The Bard Campus is about 550 acres, bounded on the west by the Hudson River and the blue Catskills beyond. It lies on a ridge above the river, which lowers into the fertile farmland and suburban development to the east. The Saw Kill Creek and Montgomery Place historic site lie just beyond the southern boundary, while to the north, the campus adjoins the Tivoli Bays state wildlife preserve.
It is part of the Hudson River Heritage District, which stretches twenty miles along the east shore of the river. The heritage district nomination described the area “a designed landscape situated in one the world’s most renowned natural environments, which inspired generations of artists, architects, landscape gardeners, conservationists and their patrons.” It encompasses some forty historic countryseats with their pleasure grounds, farms, and villages—and Bard College.
The image that serves as our frontispiece depicts the land and some of its people during the mid-19th century—just before the founding of the college. It is an oil sketch commissioned by John Church Cruger to memorialize his land—Cruger’s Island—before its tranquility was shattered by the arrival of the Hudson River Railroad in 1851. Painted from what is today the Bard campus, we see a bucolic scene of farm workers—black as well as white—loading hay into a cart drawn by a team of oxen. Sailing ships ply the river, but no steamships, perhaps in deference to Cruger’s wish to depict a vanishing era.

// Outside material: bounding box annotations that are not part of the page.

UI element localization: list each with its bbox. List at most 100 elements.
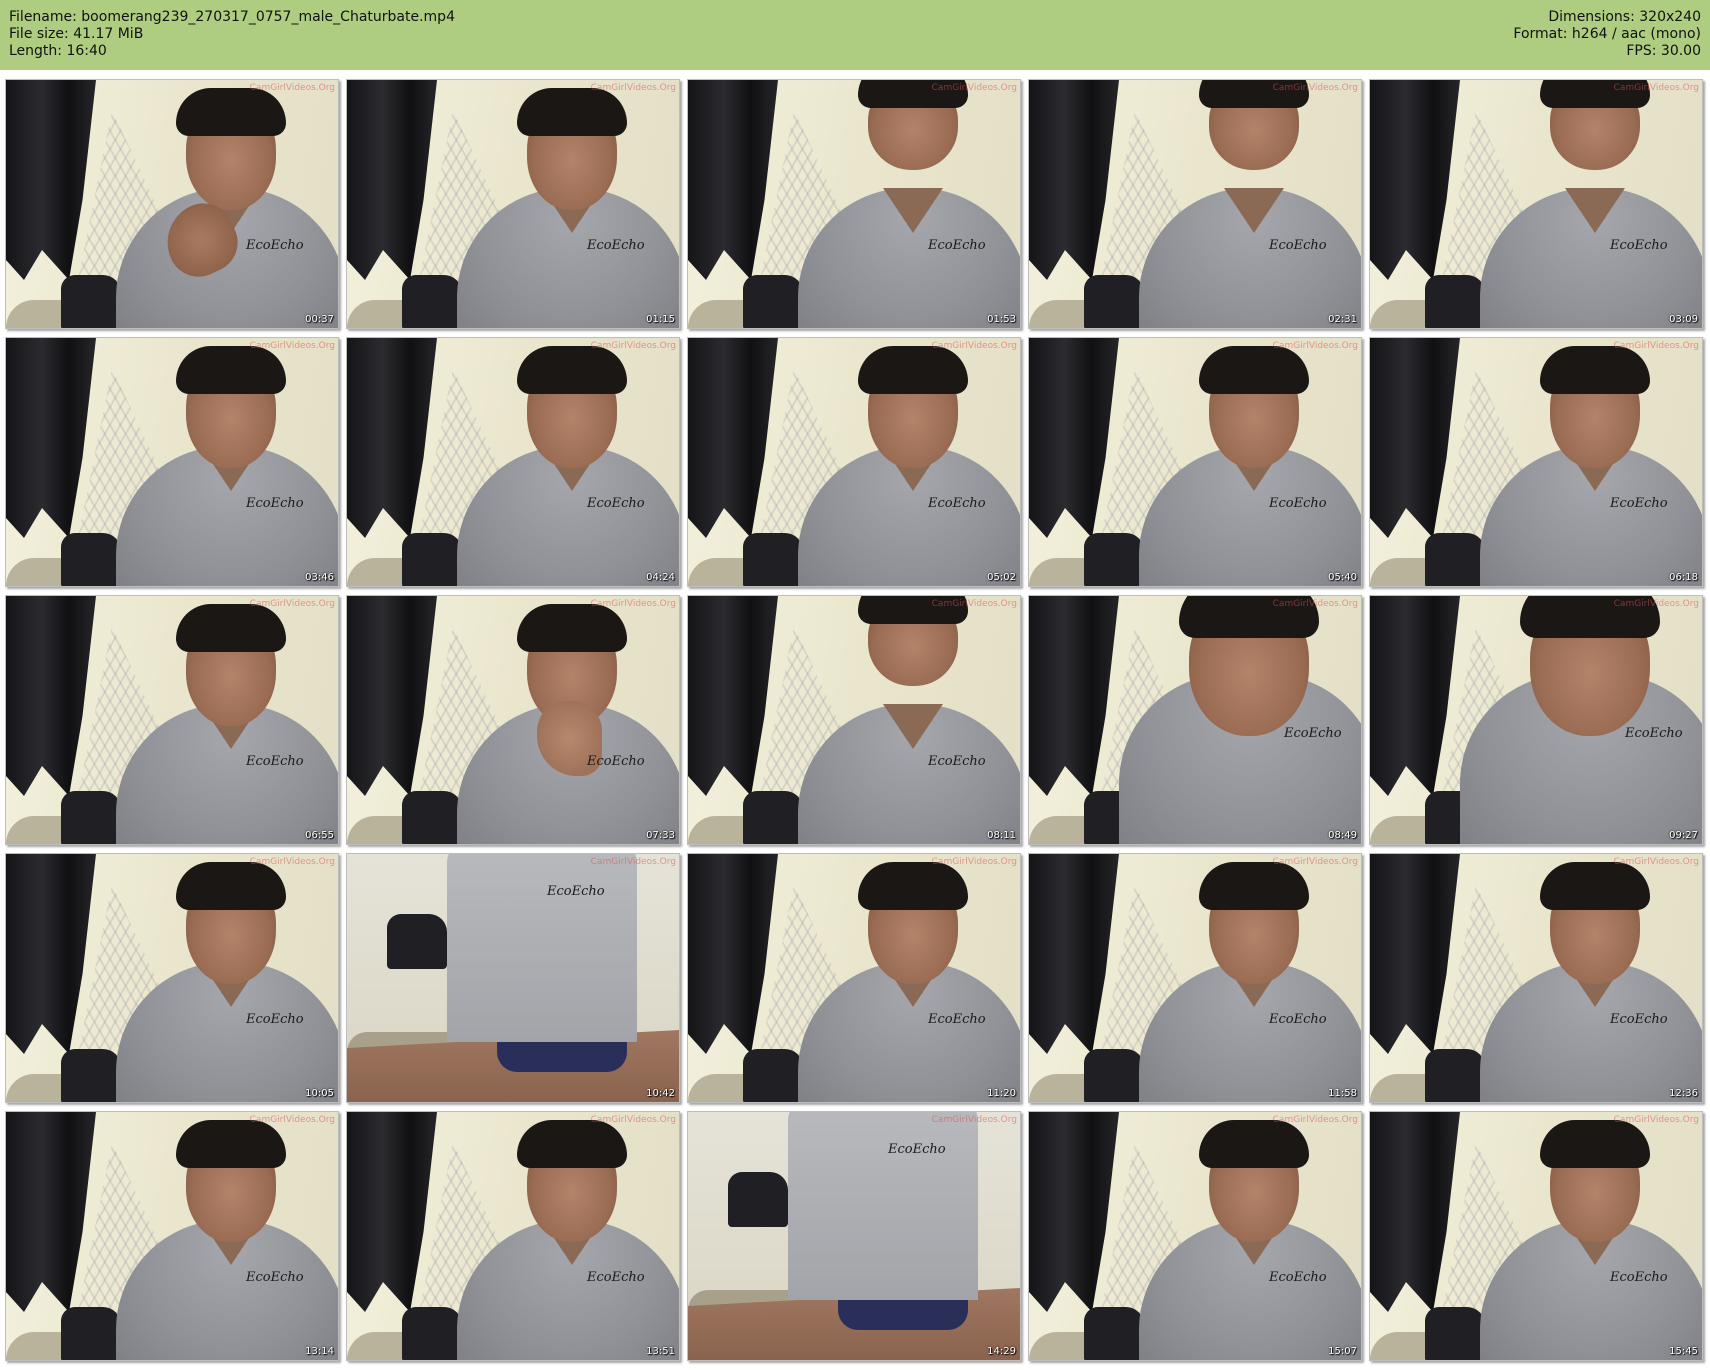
scene-bag — [402, 533, 462, 586]
shirt-logo: EcoEcho — [888, 1142, 946, 1157]
video-thumbnail[interactable]: EcoEcho CamGirlVideos.Org 11:58 — [1028, 853, 1362, 1103]
watermark: CamGirlVideos.Org — [1613, 599, 1699, 609]
fps-label: FPS: 30.00 — [1626, 43, 1701, 59]
video-thumbnail[interactable]: EcoEcho CamGirlVideos.Org 08:11 — [687, 595, 1021, 845]
shirt-logo: EcoEcho — [928, 496, 986, 511]
shirt-logo: EcoEcho — [928, 754, 986, 769]
watermark: CamGirlVideos.Org — [1272, 341, 1358, 351]
video-thumbnail[interactable]: EcoEcho CamGirlVideos.Org 06:18 — [1369, 337, 1703, 587]
thumbnail-timestamp: 14:29 — [987, 1346, 1016, 1357]
scene-hair — [176, 604, 286, 652]
shirt-logo: EcoEcho — [928, 238, 986, 253]
scene-hair — [176, 346, 286, 394]
video-thumbnail[interactable]: EcoEcho CamGirlVideos.Org 03:46 — [5, 337, 339, 587]
video-thumbnail[interactable]: EcoEcho CamGirlVideos.Org 11:20 — [687, 853, 1021, 1103]
scene-bag — [1425, 1307, 1485, 1360]
format-label: Format: h264 / aac (mono) — [1513, 26, 1701, 42]
video-thumbnail[interactable]: EcoEcho CamGirlVideos.Org 05:40 — [1028, 337, 1362, 587]
video-thumbnail[interactable]: EcoEcho CamGirlVideos.Org 06:55 — [5, 595, 339, 845]
thumbnail-timestamp: 00:37 — [305, 314, 334, 325]
video-thumbnail[interactable]: EcoEcho CamGirlVideos.Org 05:02 — [687, 337, 1021, 587]
video-thumbnail[interactable]: EcoEcho CamGirlVideos.Org 01:15 — [346, 79, 680, 329]
video-thumbnail[interactable]: EcoEcho CamGirlVideos.Org 00:37 — [5, 79, 339, 329]
scene-bag — [387, 914, 447, 969]
shirt-logo: EcoEcho — [928, 1012, 986, 1027]
thumbnail-timestamp: 01:15 — [646, 314, 675, 325]
shirt-logo: EcoEcho — [246, 238, 304, 253]
shirt-logo: EcoEcho — [1610, 1270, 1668, 1285]
watermark: CamGirlVideos.Org — [1272, 83, 1358, 93]
video-thumbnail[interactable]: EcoEcho CamGirlVideos.Org 03:09 — [1369, 79, 1703, 329]
thumbnail-timestamp: 07:33 — [646, 830, 675, 841]
video-thumbnail[interactable]: EcoEcho CamGirlVideos.Org 15:45 — [1369, 1111, 1703, 1361]
video-thumbnail[interactable]: EcoEcho CamGirlVideos.Org 09:27 — [1369, 595, 1703, 845]
scene-bag — [61, 533, 121, 586]
scene-bag — [1425, 533, 1485, 586]
scene-bag — [1084, 1049, 1144, 1102]
thumbnail-timestamp: 10:42 — [646, 1088, 675, 1099]
scene-bag — [743, 1049, 803, 1102]
thumbnail-timestamp: 03:46 — [305, 572, 334, 583]
scene-hair — [517, 88, 627, 136]
scene-hair — [858, 862, 968, 910]
thumbnail-timestamp: 06:18 — [1669, 572, 1698, 583]
thumbnail-timestamp: 11:58 — [1328, 1088, 1357, 1099]
shirt-logo: EcoEcho — [1269, 1270, 1327, 1285]
video-thumbnail[interactable]: EcoEcho CamGirlVideos.Org 13:51 — [346, 1111, 680, 1361]
thumbnail-timestamp: 02:31 — [1328, 314, 1357, 325]
shirt-logo: EcoEcho — [587, 754, 645, 769]
video-thumbnail[interactable]: EcoEcho CamGirlVideos.Org 07:33 — [346, 595, 680, 845]
shirt-logo: EcoEcho — [1269, 496, 1327, 511]
video-thumbnail[interactable]: EcoEcho CamGirlVideos.Org 14:29 — [687, 1111, 1021, 1361]
scene-bag — [61, 1049, 121, 1102]
thumbnail-timestamp: 06:55 — [305, 830, 334, 841]
watermark: CamGirlVideos.Org — [931, 599, 1017, 609]
scene-hair — [517, 346, 627, 394]
scene-bag — [402, 791, 462, 844]
video-thumbnail[interactable]: EcoEcho CamGirlVideos.Org 01:53 — [687, 79, 1021, 329]
video-thumbnail[interactable]: EcoEcho CamGirlVideos.Org 10:42 — [346, 853, 680, 1103]
dimensions-label: Dimensions: 320x240 — [1548, 9, 1701, 25]
scene-hair — [176, 862, 286, 910]
thumbnail-timestamp: 08:11 — [987, 830, 1016, 841]
video-thumbnail[interactable]: EcoEcho CamGirlVideos.Org 02:31 — [1028, 79, 1362, 329]
watermark: CamGirlVideos.Org — [931, 83, 1017, 93]
thumbnail-timestamp: 13:51 — [646, 1346, 675, 1357]
watermark: CamGirlVideos.Org — [1613, 1115, 1699, 1125]
scene-hair — [1540, 1120, 1650, 1168]
shirt-logo: EcoEcho — [246, 1012, 304, 1027]
watermark: CamGirlVideos.Org — [249, 83, 335, 93]
thumbnail-grid: EcoEcho CamGirlVideos.Org 00:37 EcoEcho CamG… — [5, 79, 1705, 1363]
scene-bag — [1084, 1307, 1144, 1360]
watermark: CamGirlVideos.Org — [1613, 341, 1699, 351]
scene-bag — [1425, 1049, 1485, 1102]
video-thumbnail[interactable]: EcoEcho CamGirlVideos.Org 04:24 — [346, 337, 680, 587]
shirt-logo: EcoEcho — [246, 1270, 304, 1285]
header-left-info: Filename: boomerang239_270317_0757_male_… — [9, 9, 455, 60]
video-thumbnail[interactable]: EcoEcho CamGirlVideos.Org 13:14 — [5, 1111, 339, 1361]
thumbnail-timestamp: 03:09 — [1669, 314, 1698, 325]
shirt-logo: EcoEcho — [587, 496, 645, 511]
thumbnail-timestamp: 13:14 — [305, 1346, 334, 1357]
shirt-logo: EcoEcho — [1269, 238, 1327, 253]
scene-hair — [1199, 862, 1309, 910]
shirt-logo: EcoEcho — [587, 238, 645, 253]
watermark: CamGirlVideos.Org — [590, 83, 676, 93]
header-right-info: Dimensions: 320x240 Format: h264 / aac (… — [1513, 9, 1701, 60]
scene-bag — [61, 275, 121, 328]
thumbnail-timestamp: 01:53 — [987, 314, 1016, 325]
thumbnail-timestamp: 10:05 — [305, 1088, 334, 1099]
scene-hair — [858, 346, 968, 394]
video-thumbnail[interactable]: EcoEcho CamGirlVideos.Org 15:07 — [1028, 1111, 1362, 1361]
length-label: Length: 16:40 — [9, 43, 107, 59]
scene-bag — [743, 533, 803, 586]
scene-hair — [517, 1120, 627, 1168]
watermark: CamGirlVideos.Org — [249, 1115, 335, 1125]
video-thumbnail[interactable]: EcoEcho CamGirlVideos.Org 08:49 — [1028, 595, 1362, 845]
watermark: CamGirlVideos.Org — [931, 857, 1017, 867]
scene-bag — [1425, 275, 1485, 328]
video-thumbnail[interactable]: EcoEcho CamGirlVideos.Org 12:36 — [1369, 853, 1703, 1103]
thumbnail-timestamp: 12:36 — [1669, 1088, 1698, 1099]
video-thumbnail[interactable]: EcoEcho CamGirlVideos.Org 10:05 — [5, 853, 339, 1103]
thumbnail-timestamp: 09:27 — [1669, 830, 1698, 841]
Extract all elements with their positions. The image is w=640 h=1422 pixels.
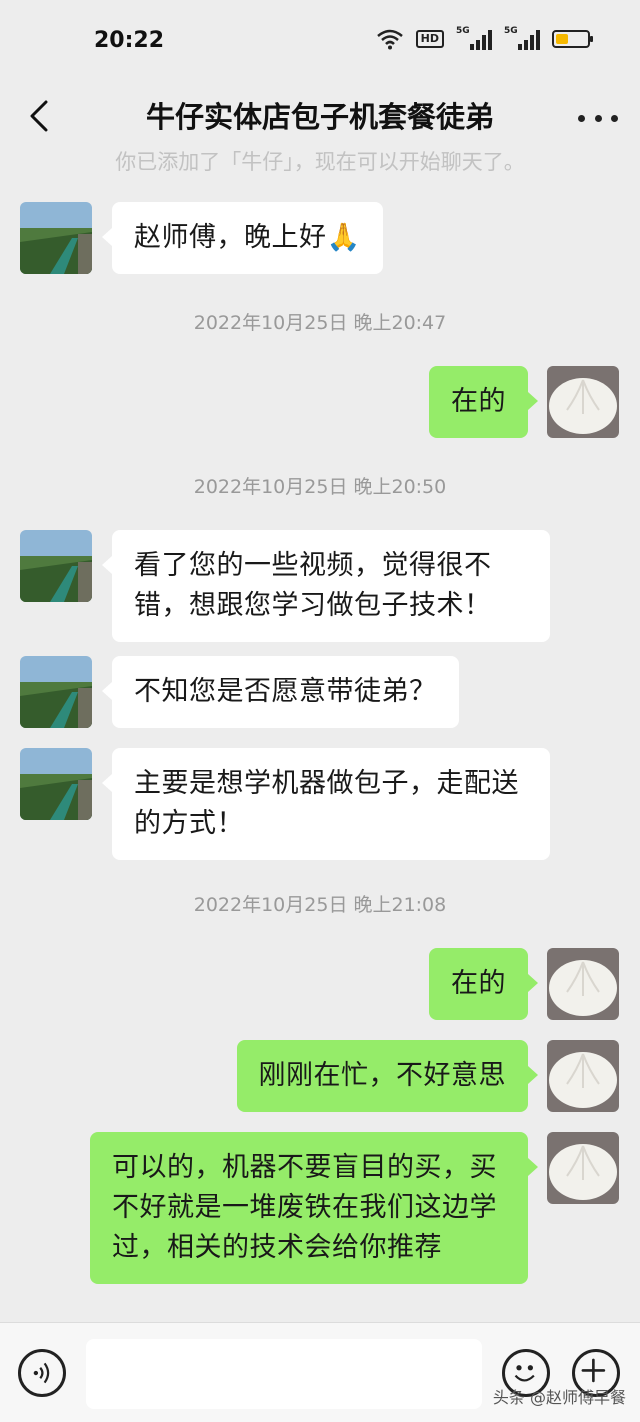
contact-avatar[interactable] — [20, 748, 92, 820]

The era may have vanished, but the place endures. The work of students participating in Bard’s public history practicum, Before Bard: A Sense of Place, shows us how.
Thomson Danz curated “Muhheakantuck and the People,"which tells the story of the Native Americans who occupied the land before contact with Europeans. The first recorded “owner” of the land was Pieter Schuyler, who held royal “patent” to the entire present town of Red Hook from 1688 to 1724.
Jonian Rafti’s exhibit, “Annandale Abuzz!” tells the story of the early Dutch and English settlers who came looking to exploit the land’s resources. Their employees, tenant farmers, and enslaved Africans, cleared and planted the land and operated mills, which shipped wheat and lumber on the river north to Albany and south to New York City.
Laila Iravani’s “Pleasure Grounds: Great Estates and the Aristocrats of Annandale” is an exhibition that tells of the people and the architecture of the three estates that became the Bard campus. By the turn of the 19th century heirs of Robert Livingston and his wife Alida Schuyler and their associates had made their fortunes and now looked to the land for its picturesque and inspirational beauty.
Charles McFarlane's "Growing in Annandale" tells the agricultural history of Bard and its surrounding lands. From the vibrant farm communities, rooted in the history of the Hudson Valley, to Bard’s own working farm, agriculture has always been an important part of the story of Bard.
Augusta Klein's exhibit, "Clio's Sisters: Women Who Made History in and Around Bard," begins in the 17th and continues to the 20th century, tracing the life and work of women who left their mark on the land and the people of this area.
Bennett Torres's "Hudson Valley Sublime: Romanticism and Development" examines how the strong tradition of American Romantic art and architecture affected not only the region's past, but also informed residents' more recent land-use and economic development policies.